Jakarta, SenayanTalks — Gerakan kemanusiaan global 100 CTFP (100 Celebrities Talk for Para Athletes) terus memperluas kampanye inklusi bagi atlet difabel. Gerakan yang digagas Natalia Tjahja melalui Maria Monique Last Wish Foundation (MMLWF) itu kini telah melibatkan 652 tokoh dari berbagai negara.
100 CTFP pertama kali diluncurkan di Ital Auto Singapura pada 11 Juli 2025. Gerakan tersebut dikembangkan sebagai gerakan kemanusiaan tanpa anggaran dan tanpa kepentingan komersial atau zero-cost movement.
Gerakan ini diawali tiga pesan dari Andrew Parsons, Presiden International Paralympic Committee (IPC). Ketiga pesan tersebut menjadi landasan kampanye 100 CTFP untuk mendorong inklusi melalui olahraga.
Pesan tersebut berbunyi, “There is strength in difference. Diversity is a fact; inclusion is a choice. The Paralympic Games is the most transformational sport event on earth.”
Natalia Tjahja membangun gerakan tersebut melalui MMLWF dengan misi memberikan dukungan, kebahagiaan, dan cinta kepada para atlet difabel di berbagai belahan dunia.
Hingga kini, 652 tokoh telah berpartisipasi menyampaikan pesan dukungan untuk atlet paralimpik melalui gerakan tersebut.

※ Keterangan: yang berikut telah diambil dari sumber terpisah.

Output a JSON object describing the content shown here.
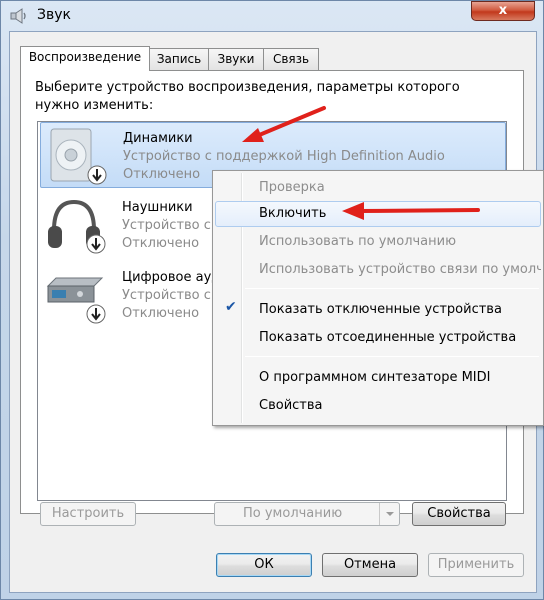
{
  "window": {
    "title": "Звук",
    "close_label": "x"
  },
  "tabs": [
    {
      "label": "Воспроизведение",
      "active": true
    },
    {
      "label": "Запись",
      "active": false
    },
    {
      "label": "Звуки",
      "active": false
    },
    {
      "label": "Связь",
      "active": false
    }
  ],
  "instruction": "Выберите устройство воспроизведения, параметры которого нужно изменить:",
  "devices": [
    {
      "name": "Динамики",
      "description": "Устройство с поддержкой High Definition Audio",
      "status": "Отключено",
      "icon": "speaker-icon"
    },
    {
      "name": "Наушники",
      "description": "Устройство с",
      "status": "Отключено",
      "icon": "headphones-icon"
    },
    {
      "name": "Цифровое аудио",
      "description": "Устройство с",
      "status": "Отключено",
      "icon": "digital-audio-icon"
    }
  ],
  "context_menu": {
    "items": [
      {
        "label": "Проверка",
        "disabled": true
      },
      {
        "label": "Включить",
        "disabled": false
      },
      {
        "label": "Использовать по умолчанию",
        "disabled": true
      },
      {
        "label": "Использовать устройство связи по умолчанию",
        "disabled": true
      },
      {
        "label": "Показать отключенные устройства",
        "checked": true
      },
      {
        "label": "Показать отсоединенные устройства"
      },
      {
        "label": "О программном синтезаторе MIDI"
      },
      {
        "label": "Свойства"
      }
    ]
  },
  "buttons": {
    "configure": "Настроить",
    "default": "По умолчанию",
    "properties": "Свойства",
    "ok": "ОК",
    "cancel": "Отмена",
    "apply": "Применить"
  },
  "colors": {
    "selection": "#c4dcf7",
    "annotation_arrow": "#e0211b"
  }
}
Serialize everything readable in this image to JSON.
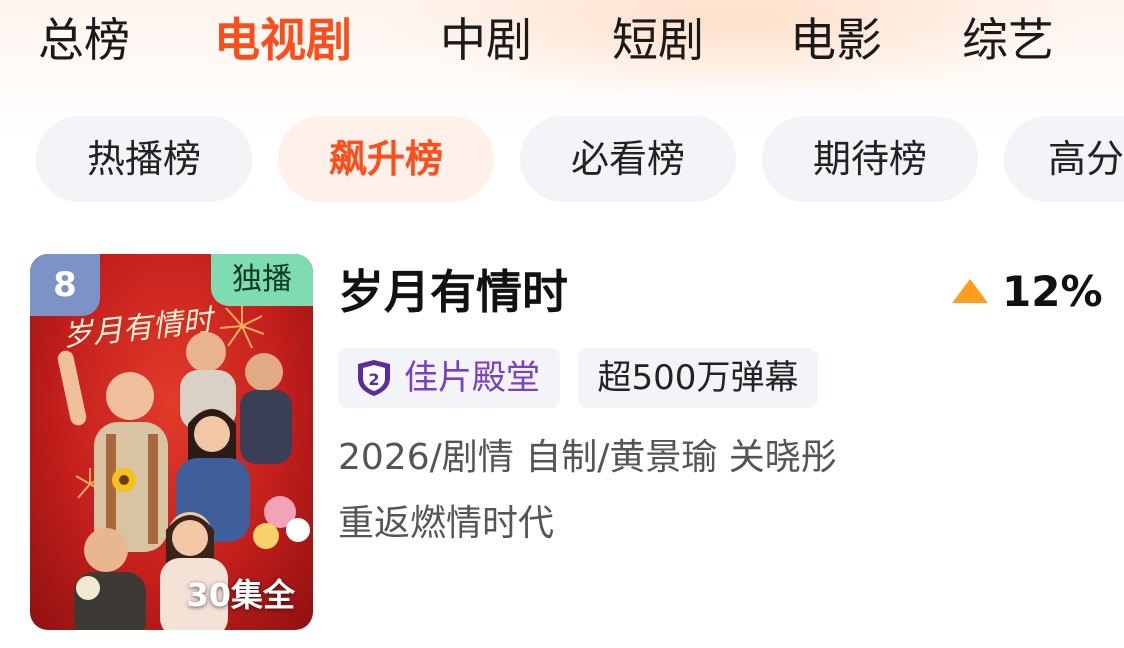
{
  "category_tabs": [
    {
      "label": "总榜",
      "active": false
    },
    {
      "label": "电视剧",
      "active": true
    },
    {
      "label": "中剧",
      "active": false
    },
    {
      "label": "短剧",
      "active": false
    },
    {
      "label": "电影",
      "active": false
    },
    {
      "label": "综艺",
      "active": false
    }
  ],
  "ranking_chips": [
    {
      "label": "热播榜",
      "active": false
    },
    {
      "label": "飙升榜",
      "active": true
    },
    {
      "label": "必看榜",
      "active": false
    },
    {
      "label": "期待榜",
      "active": false
    },
    {
      "label": "高分",
      "active": false
    }
  ],
  "show": {
    "rank": "8",
    "exclusive_badge": "独播",
    "episodes": "30集全",
    "poster_title_art": "岁月有情时",
    "title": "岁月有情时",
    "trend": {
      "direction": "up",
      "value": "12%",
      "icon": "triangle-up-icon",
      "color": "#ff9d1c"
    },
    "tags": [
      {
        "icon": "hall-of-fame-shield-icon",
        "label": "佳片殿堂",
        "color": "#7b3fc4"
      },
      {
        "label": "超500万弹幕"
      }
    ],
    "meta": "2026/剧情 自制/黄景瑜 关晓彤",
    "tagline": "重返燃情时代"
  },
  "colors": {
    "accent": "#ff4d1a",
    "chip_bg": "#f2f4f8",
    "active_chip_bg": "#fff0ea",
    "rank_badge": "#7d93c7",
    "exclusive_badge": "#7fdcb2",
    "poster_red": "#c41f1c"
  }
}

Tiga Aktor Tiongkok Bergabung
Perkembangan 100 CTFP di kawasan Asia dan sepanjang Jalur Sutera turut mendapat dukungan dari penyair Tiongkok, Cao Shui. Salah satu tokoh kehormatan gerakan itu mengajak tiga aktor Tiongkok bergelar National First-Class Actor untuk menyampaikan pesan bagi atlet paralimpik.
Ketiga aktor tersebut adalah Tang Guoqiang, Hou Tianlai, dan Hou Yong.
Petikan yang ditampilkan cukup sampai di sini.